Facebook, Google and other social networks and sites with a presence in Europe must heed to the European strict data privacy rules, said EU Justice Commissioner Viviane Reding.
Companies outside the 27-strong nation European wall, including the United States, must now begin changing their own privacy practices to continue working from within Europe.
The EU began its overhauling of its privacy laws last November, with new legislation expected to give greater powers to the end consumer, and stricter penalties for those who break the rules.
Though Facebook was not directly mentioned, it was made clear by the speech Reding gave in Brussels today that Facebook was in her sights.
From the Wall Street Journal:
"A U.S.-based social network company that has millions of active users in Europe needs to comply with EU rules. To enforce the EU law, national privacy watchdogs shall be endowed with powers to investigate and engage in legal proceedings against non-EU data controllers whose services target EU consumers."
Yet from the Guardian, it is clear that Facebook is most definitely a target for the highest data protection officer in Europe. Matthew Newman, spokesperson for Commissioner Reding said:
"A year ago she issued Facebook a warning because the privacy settings changed for the worse and now she's legislating to put flesh on those bones."
Following on from her speech last year, Reding wants users to have the right to delete data they see no longer fit for purpose on websites like Google and Facebook. Reding also made clear that companies should make clear why personal data might be collected to justify its purpose.

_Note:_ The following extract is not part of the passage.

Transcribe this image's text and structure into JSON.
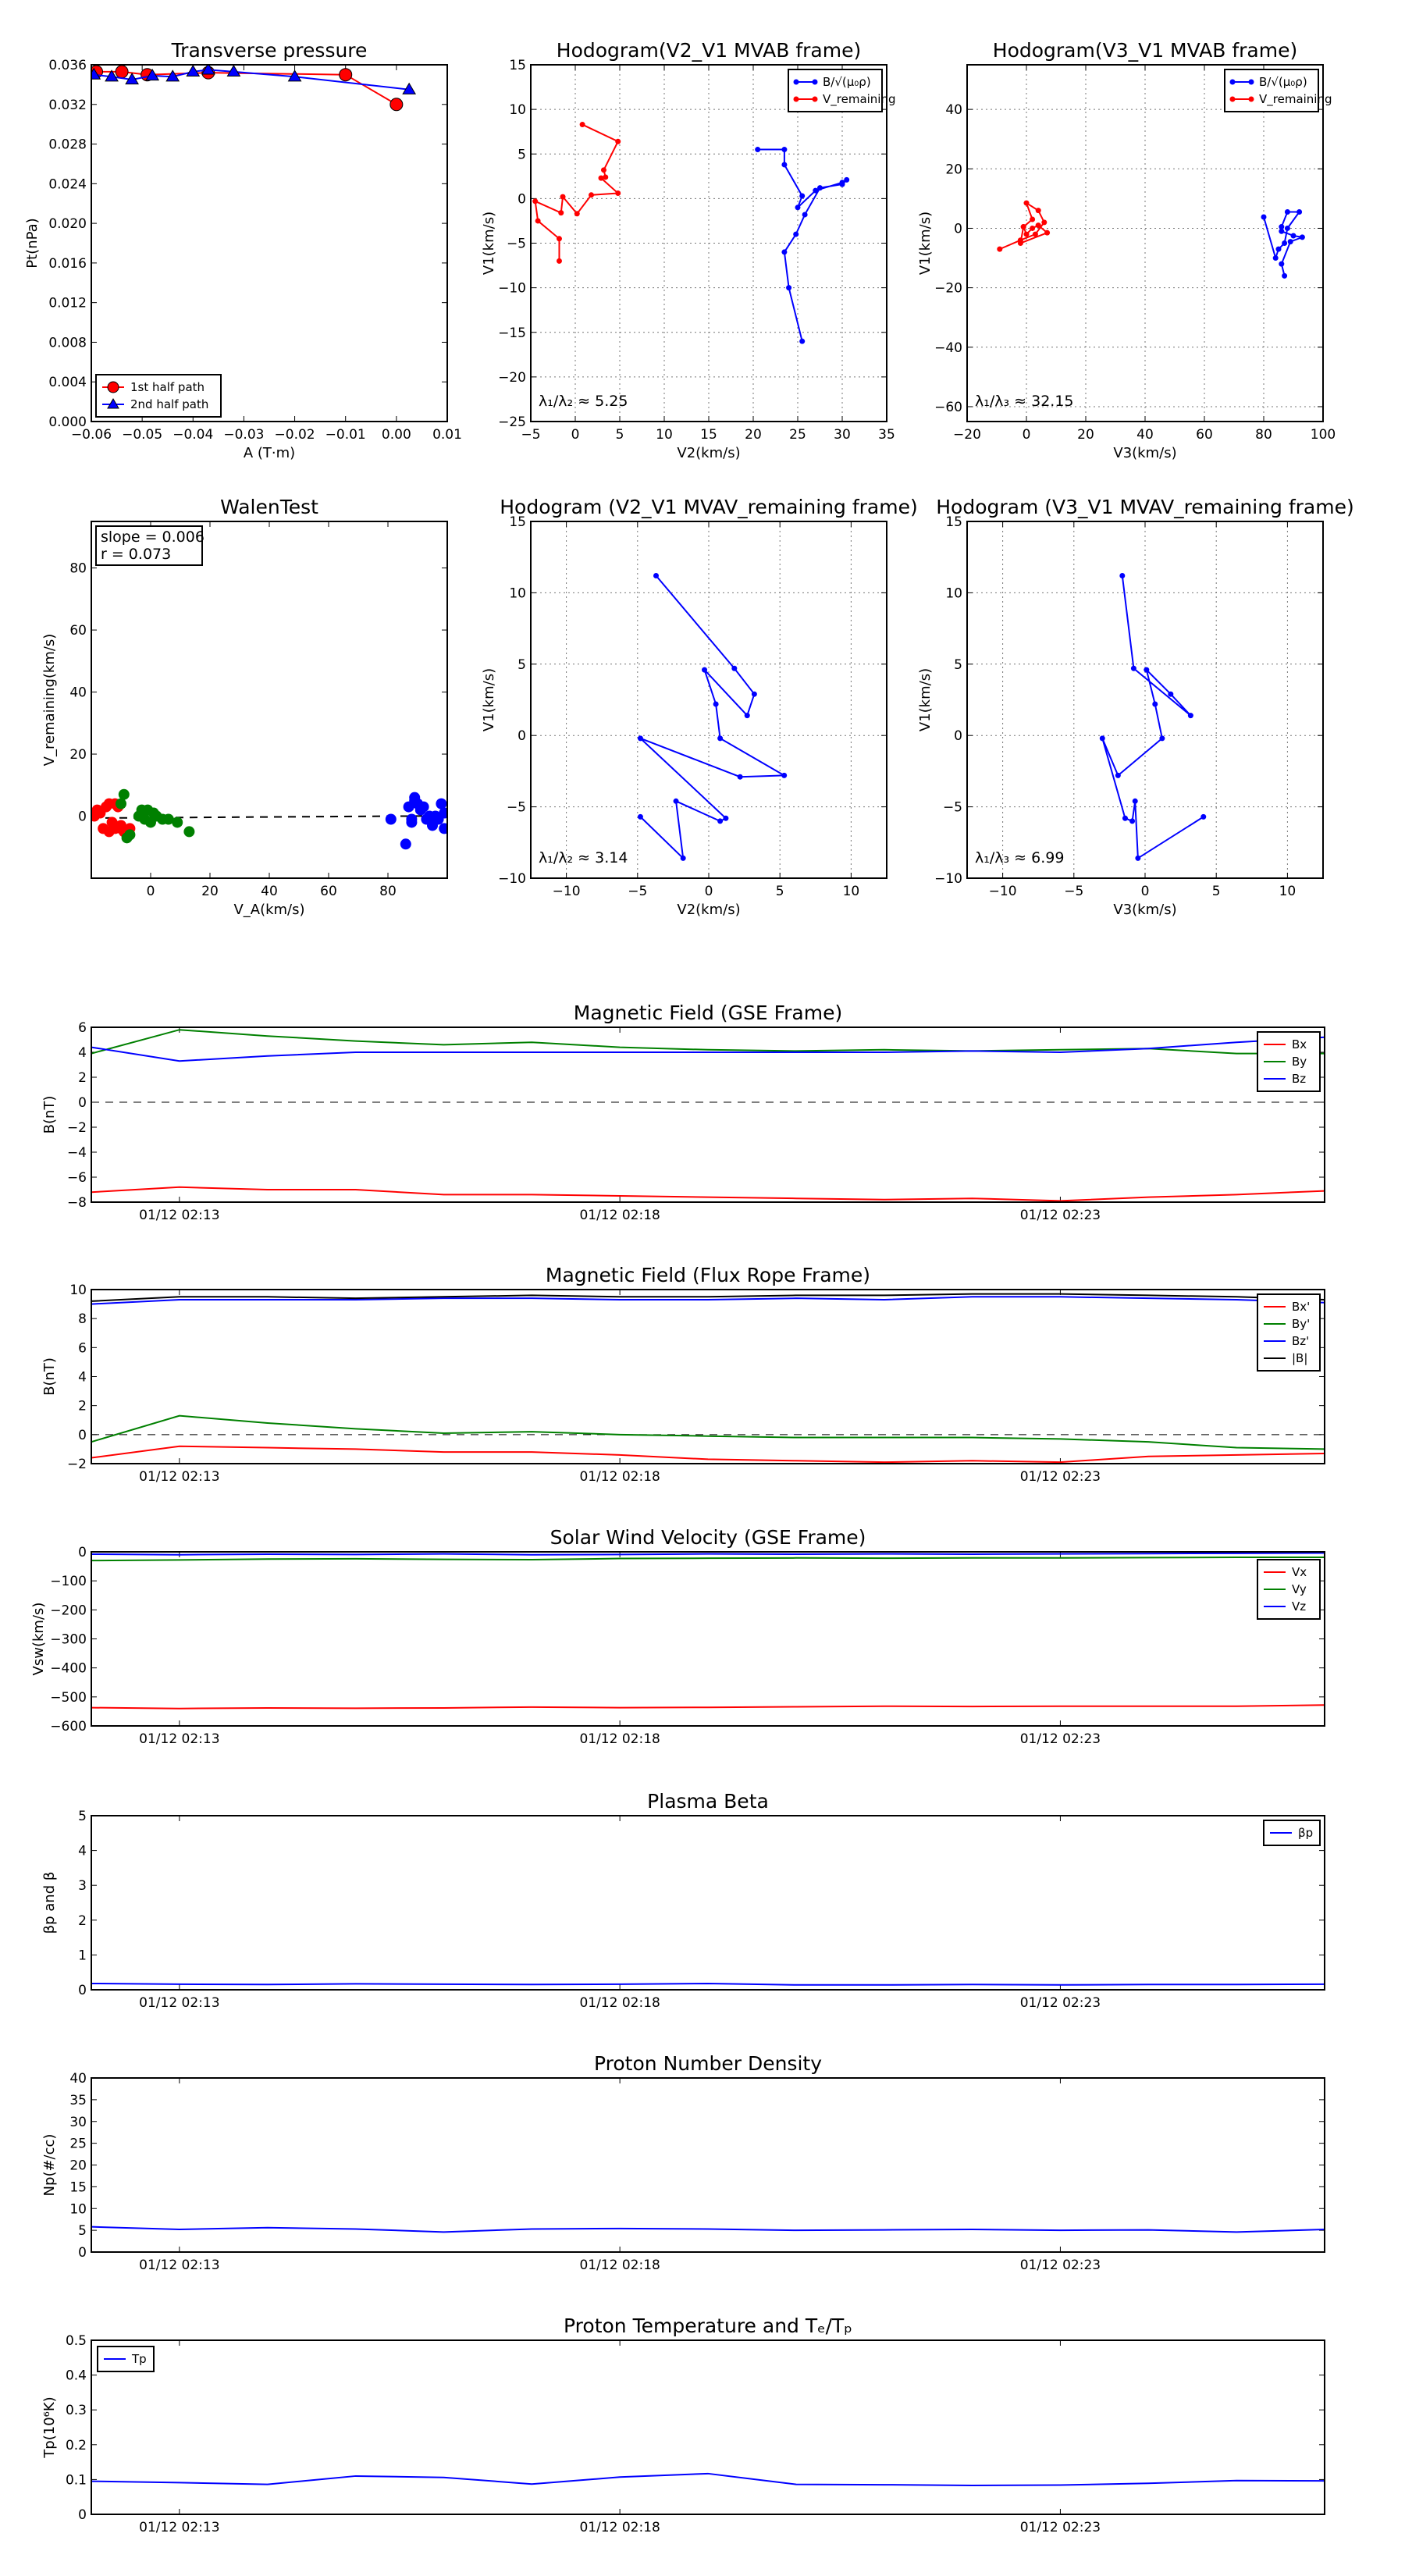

The European Union has enabled strict data protection rules, far greater than that of the United States, since 1998 when all European countries were told by EU directive to apply new legislation.
For European companies and US wholly owned subsidiary companies in Europe to send data from within the EU to the United States must adhere to the mutually agreed Safe Harbour principles, which dictate data privacy and security regarding to data transfer.
However, the United States has a long way to go before the European Commission deems it a fully compliant nation with its standards in regards to privacy.